What could cause CUDA kernels to silently not execute on GPU while appearing to launch successfully, especially when transitioning from cloud GPU to Jetson hardware? Are there Jetson-specific configuration issues or runtime differences I should investigate?

Any diagnostic approaches or common pitfalls with JetPack 6 and template-based CUDA code would be appreciated.

I’m not able to answer what is required to solve this, but most CUDA programs are designed to work with a discrete GPU on the PCI bus (dGPU). Jetsons have an integrated GPU directly wired to the memory controller (an iGPU). Detecting a dGPU is via nvidia-smi most of the time, and the iGPU has a tendency to not show up as available when set up for use with a dGPU. There is a minimal nvidia-smi program on the Jetson, but it might not be sufficient. Do check if you have that minimal nvidia-smi via “which nvidia-smi” (or just running the command to look at what it puts out).

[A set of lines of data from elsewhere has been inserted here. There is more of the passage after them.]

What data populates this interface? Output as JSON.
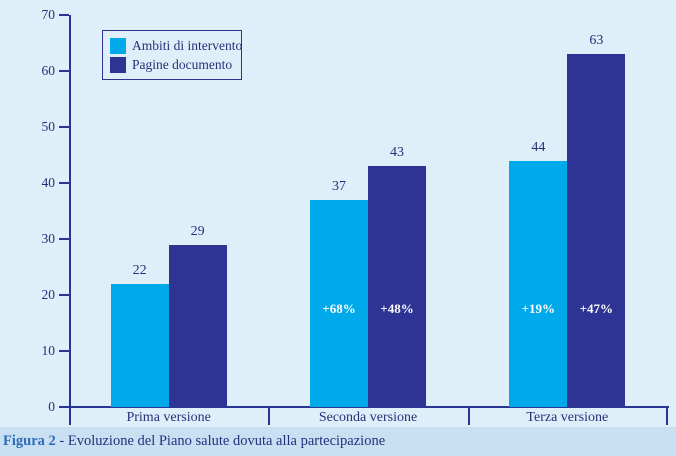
{
  "figure": {
    "caption": {
      "label": "Figura 2",
      "separator": " - ",
      "text": "Evoluzione del Piano salute dovuta alla partecipazione"
    }
  },
  "colors": {
    "background": "#dfeffa",
    "caption_strip": "#c9e0f2",
    "axis": "#2a3492",
    "text": "#273077",
    "annotation_text": "#ffffff",
    "caption_label": "#2f6db8"
  },
  "chart_data": {
    "type": "bar",
    "categories": [
      "Prima versione",
      "Seconda versione",
      "Terza versione"
    ],
    "series": [
      {
        "name": "Ambiti di intervento",
        "color": "#00aaea",
        "values": [
          22,
          37,
          44
        ],
        "bar_annotations": [
          "",
          "+68%",
          "+19%"
        ]
      },
      {
        "name": "Pagine documento",
        "color": "#2d3494",
        "values": [
          29,
          43,
          63
        ],
        "bar_annotations": [
          "",
          "+48%",
          "+47%"
        ]
      }
    ],
    "title": "",
    "xlabel": "",
    "ylabel": "",
    "ylim": [
      0,
      70
    ],
    "yticks": [
      0,
      10,
      20,
      30,
      40,
      50,
      60,
      70
    ],
    "grid": false,
    "legend_position": "top-left",
    "value_labels": true
  }
}
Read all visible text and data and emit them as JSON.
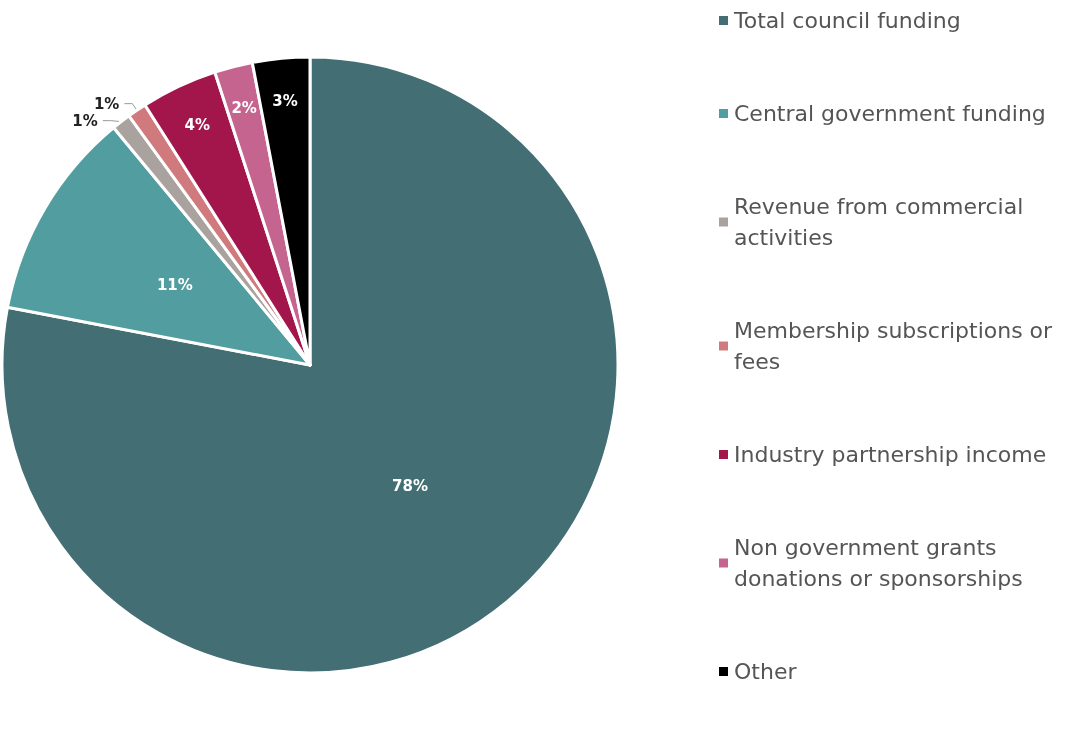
{
  "chart_data": {
    "type": "pie",
    "categories": [
      "Total council funding",
      "Central government funding",
      "Revenue from commercial activities",
      "Membership subscriptions or fees",
      "Industry partnership income",
      "Non government grants donations or sponsorships",
      "Other"
    ],
    "values": [
      78,
      11,
      1,
      1,
      4,
      2,
      3
    ],
    "colors": [
      "#436e73",
      "#529d9f",
      "#a9a29f",
      "#d07a7d",
      "#a3164c",
      "#c4648f",
      "#000000"
    ],
    "value_labels": [
      "78%",
      "11%",
      "1%",
      "1%",
      "4%",
      "2%",
      "3%"
    ],
    "legend": "right"
  }
}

Also, if one were to add CUDA libraries and drivers intended for a dGPU, then this would break the iGPU.

Someone else would need to answer any specific questions on how to transition from dGPU to iGPU.

Hi,

Do you get the expected result when running on the Orin?
Or the kernel somehow being skipped on the Jetson?

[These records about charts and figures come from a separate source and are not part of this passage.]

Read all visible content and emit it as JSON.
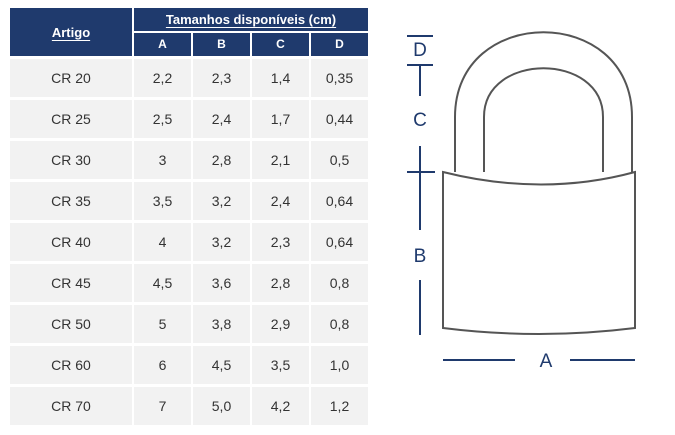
{
  "table": {
    "artigo_header": "Artigo",
    "group_header": "Tamanhos disponíveis (cm)",
    "columns": [
      "A",
      "B",
      "C",
      "D"
    ],
    "rows": [
      {
        "artigo": "CR 20",
        "a": "2,2",
        "b": "2,3",
        "c": "1,4",
        "d": "0,35"
      },
      {
        "artigo": "CR 25",
        "a": "2,5",
        "b": "2,4",
        "c": "1,7",
        "d": "0,44"
      },
      {
        "artigo": "CR 30",
        "a": "3",
        "b": "2,8",
        "c": "2,1",
        "d": "0,5"
      },
      {
        "artigo": "CR 35",
        "a": "3,5",
        "b": "3,2",
        "c": "2,4",
        "d": "0,64"
      },
      {
        "artigo": "CR 40",
        "a": "4",
        "b": "3,2",
        "c": "2,3",
        "d": "0,64"
      },
      {
        "artigo": "CR 45",
        "a": "4,5",
        "b": "3,6",
        "c": "2,8",
        "d": "0,8"
      },
      {
        "artigo": "CR 50",
        "a": "5",
        "b": "3,8",
        "c": "2,9",
        "d": "0,8"
      },
      {
        "artigo": "CR 60",
        "a": "6",
        "b": "4,5",
        "c": "3,5",
        "d": "1,0"
      },
      {
        "artigo": "CR 70",
        "a": "7",
        "b": "5,0",
        "c": "4,2",
        "d": "1,2"
      }
    ]
  },
  "diagram": {
    "labels": {
      "a": "A",
      "b": "B",
      "c": "C",
      "d": "D"
    },
    "colors": {
      "outline": "#555555",
      "dimension": "#1f3a6d",
      "header": "#1f3a6d",
      "cell": "#f2f2f2"
    }
  }
}
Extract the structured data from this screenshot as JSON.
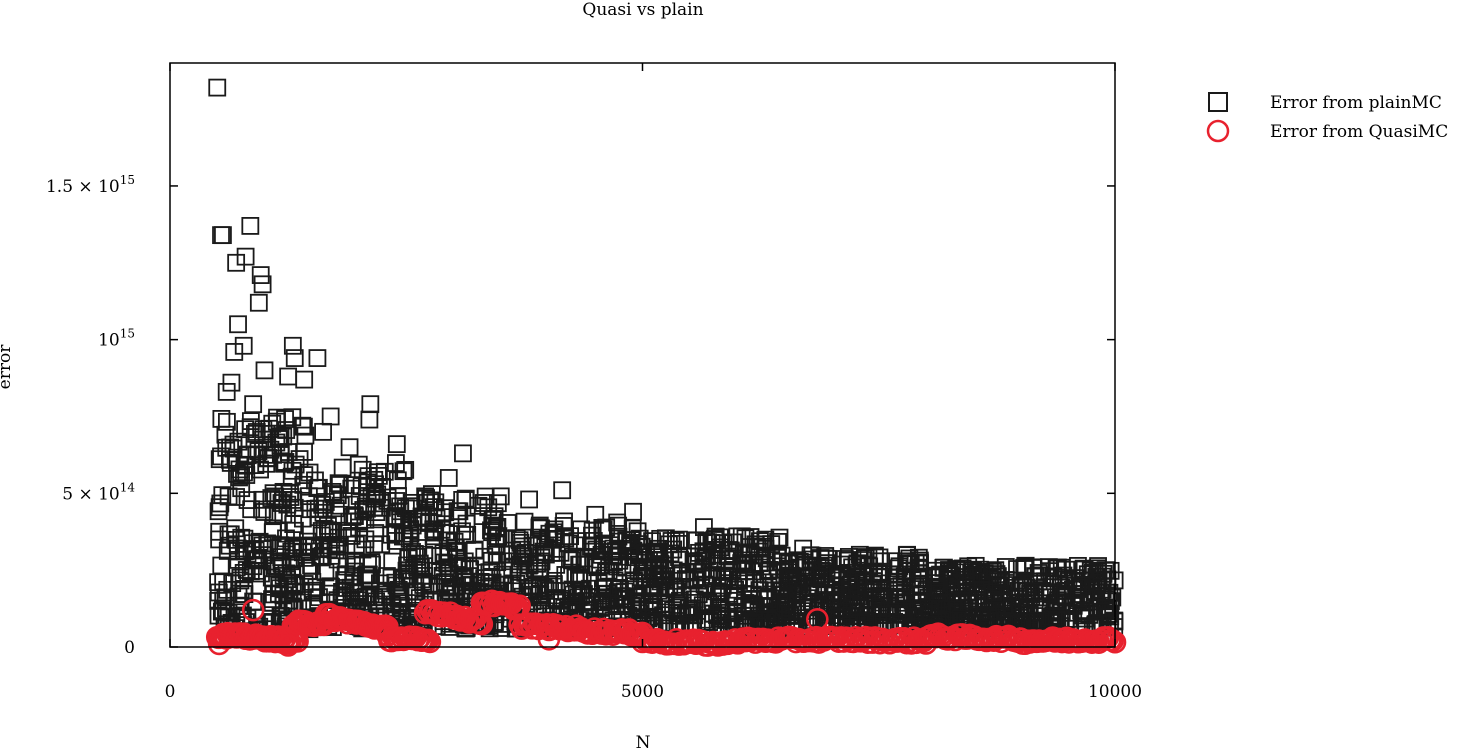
{
  "chart_data": {
    "type": "scatter",
    "title": "Quasi vs plain",
    "xlabel": "N",
    "ylabel": "error",
    "xlim": [
      0,
      10000
    ],
    "ylim": [
      0,
      1900000000000000.0
    ],
    "x_ticks": [
      {
        "value": 0,
        "label": "0"
      },
      {
        "value": 5000,
        "label": "5000"
      },
      {
        "value": 10000,
        "label": "10000"
      }
    ],
    "y_ticks": [
      {
        "value": 0,
        "label": "0",
        "mantissa": "",
        "exponent": ""
      },
      {
        "value": 500000000000000.0,
        "label": "5 × 10^14",
        "mantissa": "5 × 10",
        "exponent": "14"
      },
      {
        "value": 1000000000000000.0,
        "label": "10^15",
        "mantissa": "10",
        "exponent": "15"
      },
      {
        "value": 1500000000000000.0,
        "label": "1.5 × 10^15",
        "mantissa": "1.5 × 10",
        "exponent": "15"
      }
    ],
    "grid": false,
    "legend_position": "outside-top-right",
    "series": [
      {
        "name": "Error from plainMC",
        "marker": "square",
        "color": "#1a1a1a",
        "points": [
          [
            500,
            1820000000000000.0
          ],
          [
            540,
            1340000000000000.0
          ],
          [
            560,
            1340000000000000.0
          ],
          [
            850,
            1370000000000000.0
          ],
          [
            800,
            1270000000000000.0
          ],
          [
            700,
            1250000000000000.0
          ],
          [
            960,
            1210000000000000.0
          ],
          [
            980,
            1180000000000000.0
          ],
          [
            940,
            1120000000000000.0
          ],
          [
            720,
            1050000000000000.0
          ],
          [
            780,
            980000000000000.0
          ],
          [
            680,
            960000000000000.0
          ],
          [
            1300,
            980000000000000.0
          ],
          [
            1320,
            940000000000000.0
          ],
          [
            1560,
            940000000000000.0
          ],
          [
            1000,
            900000000000000.0
          ],
          [
            1250,
            880000000000000.0
          ],
          [
            1420,
            870000000000000.0
          ],
          [
            650,
            860000000000000.0
          ],
          [
            600,
            830000000000000.0
          ],
          [
            880,
            790000000000000.0
          ],
          [
            1050,
            710000000000000.0
          ],
          [
            2120,
            790000000000000.0
          ],
          [
            2110,
            740000000000000.0
          ],
          [
            1700,
            750000000000000.0
          ],
          [
            1620,
            700000000000000.0
          ],
          [
            2400,
            660000000000000.0
          ],
          [
            3100,
            630000000000000.0
          ],
          [
            1900,
            650000000000000.0
          ],
          [
            540,
            620000000000000.0
          ],
          [
            2950,
            550000000000000.0
          ],
          [
            4150,
            510000000000000.0
          ],
          [
            4900,
            440000000000000.0
          ],
          [
            3500,
            490000000000000.0
          ],
          [
            3800,
            480000000000000.0
          ],
          [
            5650,
            390000000000000.0
          ],
          [
            6050,
            360000000000000.0
          ],
          [
            6700,
            320000000000000.0
          ],
          [
            7300,
            300000000000000.0
          ],
          [
            7800,
            300000000000000.0
          ],
          [
            4500,
            430000000000000.0
          ],
          [
            2700,
            490000000000000.0
          ],
          [
            1150,
            680000000000000.0
          ],
          [
            1400,
            720000000000000.0
          ],
          [
            620,
            490000000000000.0
          ],
          [
            520,
            350000000000000.0
          ],
          [
            510,
            150000000000000.0
          ],
          [
            560,
            120000000000000.0
          ],
          [
            9900,
            250000000000000.0
          ],
          [
            9300,
            260000000000000.0
          ]
        ],
        "cloud": [
          {
            "x_from": 500,
            "x_to": 1500,
            "y_low": 50000000000000.0,
            "y_high": 750000000000000.0,
            "count": 240
          },
          {
            "x_from": 1500,
            "x_to": 2500,
            "y_low": 60000000000000.0,
            "y_high": 600000000000000.0,
            "count": 220
          },
          {
            "x_from": 2500,
            "x_to": 3500,
            "y_low": 60000000000000.0,
            "y_high": 500000000000000.0,
            "count": 220
          },
          {
            "x_from": 3500,
            "x_to": 5000,
            "y_low": 60000000000000.0,
            "y_high": 410000000000000.0,
            "count": 280
          },
          {
            "x_from": 5000,
            "x_to": 6500,
            "y_low": 60000000000000.0,
            "y_high": 360000000000000.0,
            "count": 300
          },
          {
            "x_from": 6500,
            "x_to": 8000,
            "y_low": 60000000000000.0,
            "y_high": 300000000000000.0,
            "count": 300
          },
          {
            "x_from": 8000,
            "x_to": 10000,
            "y_low": 60000000000000.0,
            "y_high": 265000000000000.0,
            "count": 380
          }
        ]
      },
      {
        "name": "Error from QuasiMC",
        "marker": "circle",
        "color": "#e8212e",
        "points": [
          [
            880,
            120000000000000.0
          ],
          [
            4010,
            25000000000000.0
          ],
          [
            520,
            10000000000000.0
          ],
          [
            6850,
            90000000000000.0
          ],
          [
            1250,
            5000000000000.0
          ]
        ],
        "segments": [
          {
            "x_from": 500,
            "x_to": 1350,
            "y_from": 40000000000000.0,
            "y_to": 20000000000000.0,
            "count": 55
          },
          {
            "x_from": 1300,
            "x_to": 1650,
            "y_from": 75000000000000.0,
            "y_to": 80000000000000.0,
            "count": 18
          },
          {
            "x_from": 1650,
            "x_to": 2300,
            "y_from": 100000000000000.0,
            "y_to": 60000000000000.0,
            "count": 35
          },
          {
            "x_from": 2300,
            "x_to": 2750,
            "y_from": 30000000000000.0,
            "y_to": 20000000000000.0,
            "count": 22
          },
          {
            "x_from": 2700,
            "x_to": 3300,
            "y_from": 120000000000000.0,
            "y_to": 80000000000000.0,
            "count": 28
          },
          {
            "x_from": 3300,
            "x_to": 3700,
            "y_from": 145000000000000.0,
            "y_to": 130000000000000.0,
            "count": 20
          },
          {
            "x_from": 3700,
            "x_to": 4300,
            "y_from": 70000000000000.0,
            "y_to": 60000000000000.0,
            "count": 28
          },
          {
            "x_from": 4300,
            "x_to": 5000,
            "y_from": 55000000000000.0,
            "y_to": 45000000000000.0,
            "count": 30
          },
          {
            "x_from": 5000,
            "x_to": 5900,
            "y_from": 20000000000000.0,
            "y_to": 10000000000000.0,
            "count": 36
          },
          {
            "x_from": 5900,
            "x_to": 7000,
            "y_from": 20000000000000.0,
            "y_to": 25000000000000.0,
            "count": 42
          },
          {
            "x_from": 7000,
            "x_to": 8000,
            "y_from": 25000000000000.0,
            "y_to": 20000000000000.0,
            "count": 40
          },
          {
            "x_from": 8000,
            "x_to": 9000,
            "y_from": 35000000000000.0,
            "y_to": 25000000000000.0,
            "count": 40
          },
          {
            "x_from": 9000,
            "x_to": 10000,
            "y_from": 20000000000000.0,
            "y_to": 25000000000000.0,
            "count": 42
          }
        ]
      }
    ]
  }
}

If so, please check if you have added the corresponding synchronization call.
Thanks.

I wondered it cuda-samples might have some pointers but the current version uses cuda-12.9.

If you want newer cuda and nsight-systems you could install Jetpack 6.2 or the recently release 6.2.1.

Here’s cuda-12.9 nvcc docs

and there’s

nvcc --cuda --help

The kernels are not being skipped because the output is being computed, but when I profile the output I see the kernels are not being run on GPU but maybe on another CPU…? I’m not sure I understand this behaviour. ANd yes I have the right synchronization call

Hi,

If the output is correct and your implementation is a CUDA code.
It should be run on the GPU. (CPU cannot run CUDA implementation)

Or do you use a high-level API that contains both a C++ and a CUDA implementation?

How about the performance?
Depending on the setting, some kernels might run slower on the Jetson.
In such a case, the GPU utilization can be low due to the long idle time (for example, a memory-bound task).

Thanks.

This topic was automatically closed 14 days after the last reply. New replies are no longer allowed.